Akhirnya tersebarlah berita tentang seekor anjing yang setia terus menunggu tuannya walaupun tuannya sudah meninggal. Warga pun banyak yang datang ingin melihatnya. Banyak yang terharu. Bahkan sebagian sempat menitikkan air matanya ketika melihat dengan mata kepala sendiri seekor anjing yang sedang meringkuk di dekat pintu masuk menunggu tuannya yang sebenarnya tidak pernah akan kembali.
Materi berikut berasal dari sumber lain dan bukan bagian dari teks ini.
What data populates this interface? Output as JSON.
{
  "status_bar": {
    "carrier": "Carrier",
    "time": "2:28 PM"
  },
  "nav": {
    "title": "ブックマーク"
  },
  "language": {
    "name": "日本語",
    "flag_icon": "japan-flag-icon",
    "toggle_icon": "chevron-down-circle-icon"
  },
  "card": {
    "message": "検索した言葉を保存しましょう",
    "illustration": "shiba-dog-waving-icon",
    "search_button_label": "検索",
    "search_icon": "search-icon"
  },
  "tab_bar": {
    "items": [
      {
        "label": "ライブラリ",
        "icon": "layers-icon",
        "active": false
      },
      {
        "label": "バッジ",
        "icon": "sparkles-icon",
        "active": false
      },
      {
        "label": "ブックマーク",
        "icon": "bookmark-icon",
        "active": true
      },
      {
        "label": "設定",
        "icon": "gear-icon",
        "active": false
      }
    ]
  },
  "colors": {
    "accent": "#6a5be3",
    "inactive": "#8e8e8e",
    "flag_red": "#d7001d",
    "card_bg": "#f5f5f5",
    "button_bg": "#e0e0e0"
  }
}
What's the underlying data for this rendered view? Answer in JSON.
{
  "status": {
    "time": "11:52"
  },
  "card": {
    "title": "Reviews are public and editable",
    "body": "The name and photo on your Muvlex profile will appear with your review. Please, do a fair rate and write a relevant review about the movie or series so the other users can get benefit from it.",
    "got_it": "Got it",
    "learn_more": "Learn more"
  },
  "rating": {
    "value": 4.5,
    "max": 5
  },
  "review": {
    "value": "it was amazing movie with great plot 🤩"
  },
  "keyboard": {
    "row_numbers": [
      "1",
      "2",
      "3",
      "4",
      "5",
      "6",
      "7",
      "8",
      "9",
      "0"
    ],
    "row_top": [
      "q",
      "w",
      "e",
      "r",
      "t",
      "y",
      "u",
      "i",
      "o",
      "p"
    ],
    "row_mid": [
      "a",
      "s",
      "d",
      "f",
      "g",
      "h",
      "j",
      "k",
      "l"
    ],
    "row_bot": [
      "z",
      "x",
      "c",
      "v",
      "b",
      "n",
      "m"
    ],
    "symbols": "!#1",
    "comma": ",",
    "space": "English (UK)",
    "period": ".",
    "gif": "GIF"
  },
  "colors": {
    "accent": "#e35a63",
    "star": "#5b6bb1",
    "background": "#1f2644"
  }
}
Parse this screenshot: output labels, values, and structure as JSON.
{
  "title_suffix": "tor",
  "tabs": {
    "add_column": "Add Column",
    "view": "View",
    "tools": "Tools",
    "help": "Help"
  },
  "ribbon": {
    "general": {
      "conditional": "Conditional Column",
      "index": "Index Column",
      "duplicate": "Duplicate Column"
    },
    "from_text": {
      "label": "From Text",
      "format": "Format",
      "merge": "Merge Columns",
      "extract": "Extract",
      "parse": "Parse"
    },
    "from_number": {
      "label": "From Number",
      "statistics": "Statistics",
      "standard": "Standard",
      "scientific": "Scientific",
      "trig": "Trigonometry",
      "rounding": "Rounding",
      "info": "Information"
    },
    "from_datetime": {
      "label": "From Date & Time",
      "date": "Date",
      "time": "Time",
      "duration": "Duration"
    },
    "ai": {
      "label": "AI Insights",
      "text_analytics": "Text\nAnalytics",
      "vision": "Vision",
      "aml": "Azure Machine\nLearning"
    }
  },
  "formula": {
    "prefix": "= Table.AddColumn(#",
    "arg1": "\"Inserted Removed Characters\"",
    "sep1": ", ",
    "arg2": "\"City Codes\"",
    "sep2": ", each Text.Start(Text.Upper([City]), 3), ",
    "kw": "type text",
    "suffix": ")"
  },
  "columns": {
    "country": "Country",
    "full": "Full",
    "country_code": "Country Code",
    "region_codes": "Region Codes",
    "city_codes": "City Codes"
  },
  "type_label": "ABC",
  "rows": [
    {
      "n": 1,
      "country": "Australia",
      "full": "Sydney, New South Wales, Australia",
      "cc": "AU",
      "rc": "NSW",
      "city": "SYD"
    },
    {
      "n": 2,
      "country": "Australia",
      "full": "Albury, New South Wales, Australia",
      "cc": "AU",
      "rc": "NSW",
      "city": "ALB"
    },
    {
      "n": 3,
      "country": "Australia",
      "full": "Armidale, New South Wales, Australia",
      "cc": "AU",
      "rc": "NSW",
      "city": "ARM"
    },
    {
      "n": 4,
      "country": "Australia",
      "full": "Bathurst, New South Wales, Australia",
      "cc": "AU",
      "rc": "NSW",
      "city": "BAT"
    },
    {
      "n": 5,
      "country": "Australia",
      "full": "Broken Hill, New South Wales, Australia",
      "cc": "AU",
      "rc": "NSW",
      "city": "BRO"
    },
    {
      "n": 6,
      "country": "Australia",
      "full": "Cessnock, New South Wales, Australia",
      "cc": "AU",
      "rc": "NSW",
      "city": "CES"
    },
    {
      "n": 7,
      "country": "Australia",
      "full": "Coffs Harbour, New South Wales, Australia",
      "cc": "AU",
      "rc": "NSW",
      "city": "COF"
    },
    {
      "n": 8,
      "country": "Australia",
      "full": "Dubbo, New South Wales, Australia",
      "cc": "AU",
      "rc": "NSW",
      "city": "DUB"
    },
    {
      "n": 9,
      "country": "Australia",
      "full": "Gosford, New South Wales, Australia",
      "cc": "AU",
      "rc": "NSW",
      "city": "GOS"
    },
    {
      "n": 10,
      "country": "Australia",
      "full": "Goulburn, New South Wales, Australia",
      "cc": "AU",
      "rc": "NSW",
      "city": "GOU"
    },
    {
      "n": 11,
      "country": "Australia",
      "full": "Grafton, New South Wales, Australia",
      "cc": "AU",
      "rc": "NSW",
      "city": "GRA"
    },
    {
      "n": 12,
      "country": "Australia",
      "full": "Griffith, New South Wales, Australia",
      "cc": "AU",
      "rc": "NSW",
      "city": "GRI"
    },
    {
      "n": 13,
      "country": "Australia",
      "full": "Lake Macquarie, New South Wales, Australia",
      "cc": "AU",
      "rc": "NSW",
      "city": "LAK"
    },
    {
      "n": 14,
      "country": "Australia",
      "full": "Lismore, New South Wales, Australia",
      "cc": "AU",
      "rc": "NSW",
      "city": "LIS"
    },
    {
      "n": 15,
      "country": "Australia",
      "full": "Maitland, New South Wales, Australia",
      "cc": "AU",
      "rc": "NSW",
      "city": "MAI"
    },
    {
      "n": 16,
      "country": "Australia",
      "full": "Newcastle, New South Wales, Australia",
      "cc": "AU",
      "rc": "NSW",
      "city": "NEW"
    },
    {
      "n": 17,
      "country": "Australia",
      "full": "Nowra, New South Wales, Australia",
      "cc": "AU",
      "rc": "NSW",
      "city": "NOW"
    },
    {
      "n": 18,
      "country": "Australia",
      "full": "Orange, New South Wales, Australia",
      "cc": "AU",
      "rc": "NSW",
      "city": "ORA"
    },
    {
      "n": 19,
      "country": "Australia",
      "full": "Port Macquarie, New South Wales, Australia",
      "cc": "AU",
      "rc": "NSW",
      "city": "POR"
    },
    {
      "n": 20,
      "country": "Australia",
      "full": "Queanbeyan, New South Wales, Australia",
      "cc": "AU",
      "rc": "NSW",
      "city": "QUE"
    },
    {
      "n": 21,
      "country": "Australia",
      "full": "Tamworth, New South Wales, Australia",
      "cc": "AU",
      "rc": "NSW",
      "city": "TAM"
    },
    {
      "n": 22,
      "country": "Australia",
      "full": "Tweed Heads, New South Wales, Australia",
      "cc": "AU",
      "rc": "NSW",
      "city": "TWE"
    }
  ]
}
Mereka yang simpati itu ada yang memberi makanan, susu, bahkan selimut agar tidak kedinginan.
Selama 9 tahun lebih, dia muncul di station setiap harinya pada pukul 3 sore, saat dimana dia biasa menunggu kepulangan tuannya. Namun hari-hari itu adalah saat dirinya tersiksa karena tuannya tidak kunjung tiba. Dan di suatu pagi, seorang petugas kebersihan stasiun tergopoh-gopoh melapor kepada pegawai keamanan. Sejenak kemu dian suasana menjadi ramai. Pegawai itu menemukan tubuh seekor anjing yang sudah kaku meringkuk di pojokan ruang tunggu. Anjing itu sudah menjadi mayat. Hachiko sudah mati. Kesetiaannya kepada sang tuannya pun terbawa sampai mati.
Warga yang mendengar kematian Hachiko segera berduyun-duyun ke stasiun Shibuya. Mereka umumnya sudah tahu cerita tentang kesetiaan anjing itu. Mereka ingin menghormati untuk yang terakhir kalinya. Menghormati sebuah arti kesetiaan yang kadang justru langka terjadi pada manusia.

Mereka begitu terkesan dan terharu. Untuk mengenang kesetiaan anjing itu mereka kemu dian membuat sebuah patung di dekat stasiun Shibuya. Sampai sekarang taman di sekitar patung itu sering dijadikan tempat untuk membuat janji bertemu. Karena masyarakat di sana berharap ada kesetiaan seperti yang sudah dicontohkan oleh Hachiku saat mereka harus menunggu maupun janji untuk datang. Akhirnya patung Hachiku pun dijadikan symbol kesetiaan. Kesetiaan yang tulus, yang terbawa sampai mati.